Powiew optymizmu? Fitch poda rating
W ostatnich kwartałach obserwujemy wyższe niż oczekiwane wzrosty PKB a dodatkowo dobrą sytuację w finansach publicznych. To może spowodować bardziej przychylne i pozytywne komunikaty agencji. Trzymamy się jednak scenariusza z ratingiem z perspektywą stabilną.
Sytuacja w finansach publicznych była wskazywana jako czynnik mogący ewentualnie wpłynąć na pogorszenie, a nie poprawę oceny wiarygodności kredytowej Polski. Ponadto, w przypadku Fitcha, wyznaczony tylko na podstawie modelu ekonometrycznego rating Polski powinien znaleźć się na poziomie „A”. Jednakże ze względu na relatywnie wysoki – na tle innych krajów z takim ratingiem – dług zagraniczny netto w relacji do PKB, ocena ta została obniżona przez komitet kredytowy o jeden stopień.
Fitch w grudniu 2017 r. zwrócił uwagę, że obniżenie zadłużenia zagranicznego wspieranego przez wzrost salda na rachunku obrotów bieżących oddziaływałoby w kierunku podniesienia oceny wiarygodności kredytowej Polski. Uważamy jednak, że odnotowana nadwyżka na saldzie rachunku bieżącego w 2017 r. nie przyczyni się do podniesienia ratingu lub zmiany perspektywy. Na koniec 2017 r. dług zagraniczny netto w relacji do PKB (29,6%) kształtował się bowiem w Polsce nie tylko znacząco powyżej przeciętnej wartości dla krajów z ratingiem „A”, ale również powyżej wartości odnotowanych w innych krajach z ratingiem „A-„: Litwie (19,5%), Słowenii (22,2%) lub Łotwie (24,4%).
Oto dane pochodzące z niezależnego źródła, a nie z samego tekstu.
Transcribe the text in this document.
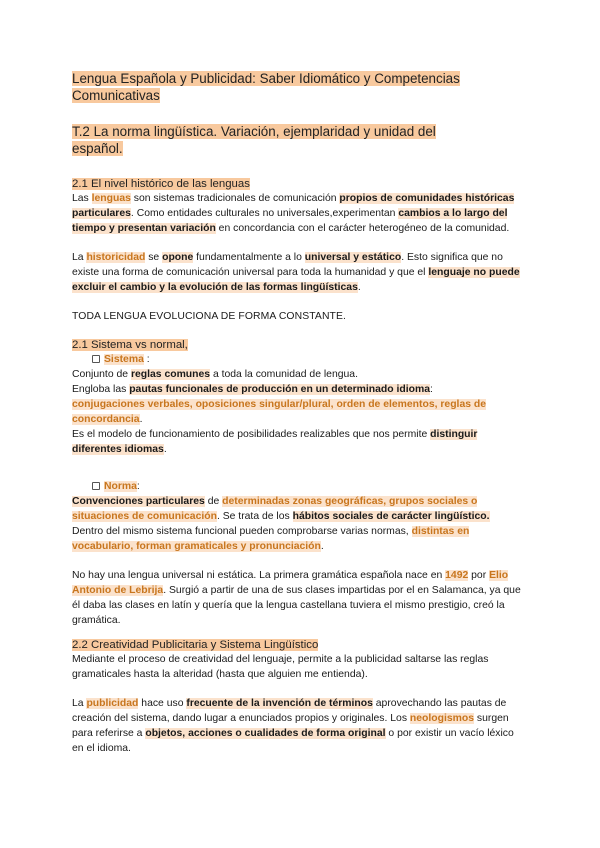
Lengua Española y Publicidad: Saber Idiomático y Competencias
Comunicativas
T.2 La norma lingüística. Variación, ejemplaridad y unidad del
español.
2.1 El nivel histórico de las lenguas

Las lenguas son sistemas tradicionales de comunicación propios de comunidades históricas particulares. Como entidades culturales no universales,experimentan cambios a lo largo del tiempo y presentan variación en concordancia con el carácter heterogéneo de la comunidad.

La historicidad se opone fundamentalmente a lo universal y estático. Esto significa que no existe una forma de comunicación universal para toda la humanidad y que el lenguaje no puede excluir el cambio y la evolución de las formas lingüísticas.

TODA LENGUA EVOLUCIONA DE FORMA CONSTANTE.

2.1 Sistema vs normal,

Sistema :

Conjunto de reglas comunes a toda la comunidad de lengua.

Engloba las pautas funcionales de producción en un determinado idioma:

conjugaciones verbales, oposiciones singular/plural, orden de elementos, reglas de concordancia.

Es el modelo de funcionamiento de posibilidades realizables que nos permite distinguir diferentes idiomas.

Norma:

Convenciones particulares de determinadas zonas geográficas, grupos sociales o situaciones de comunicación. Se trata de los hábitos sociales de carácter lingüístico.

Dentro del mismo sistema funcional pueden comprobarse varias normas, distintas en vocabulario, forman gramaticales y pronunciación.

No hay una lengua universal ni estática. La primera gramática española nace en 1492 por Elio Antonio de Lebrija. Surgió a partir de una de sus clases impartidas por el en Salamanca, ya que él daba las clases en latín y quería que la lengua castellana tuviera el mismo prestigio, creó la gramática.

2.2 Creatividad Publicitaria y Sistema Lingüístico

Mediante el proceso de creatividad del lenguaje, permite a la publicidad saltarse las reglas gramaticales hasta la alteridad (hasta que alguien me entienda).

La publicidad hace uso frecuente de la invención de términos aprovechando las pautas de creación del sistema, dando lugar a enunciados propios y originales. Los neologismos surgen para referirse a objetos, acciones o cualidades de forma original o por existir un vacío léxico en el idioma.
Czynnikiem, który mógłby skłonić Fitch do podniesienia perspektywy w tym tygodniu jest wysokie tempo wzrostu gospodarczego w I kw. br. Agencja prognozowała w grudniu ub. r., że tempo wzrostu PKB wyniesie 3,6% r/r w 2018 r. Fitch wskazywał, że utrzymująca się wysoka dynamika PKB, wspierająca konwergencję Polski do innych krajów z ratingiem „A”, jest czynnikiem ryzyka w górę dla oceny wiarygodności kredytowej. W rezultacie nie wykluczamy scenariusza, w którym Fitch zmieni w tym tygodniu perspektywę ratingu ze stabilnej na pozytywną. Decyzja agencji zostanie ogłoszona po zamknięciu europejskich rynków, a tym samym ewentualna reakcja rynku walutowego i rynku długu na nią nastąpi dopiero w przyszłym tygodniu.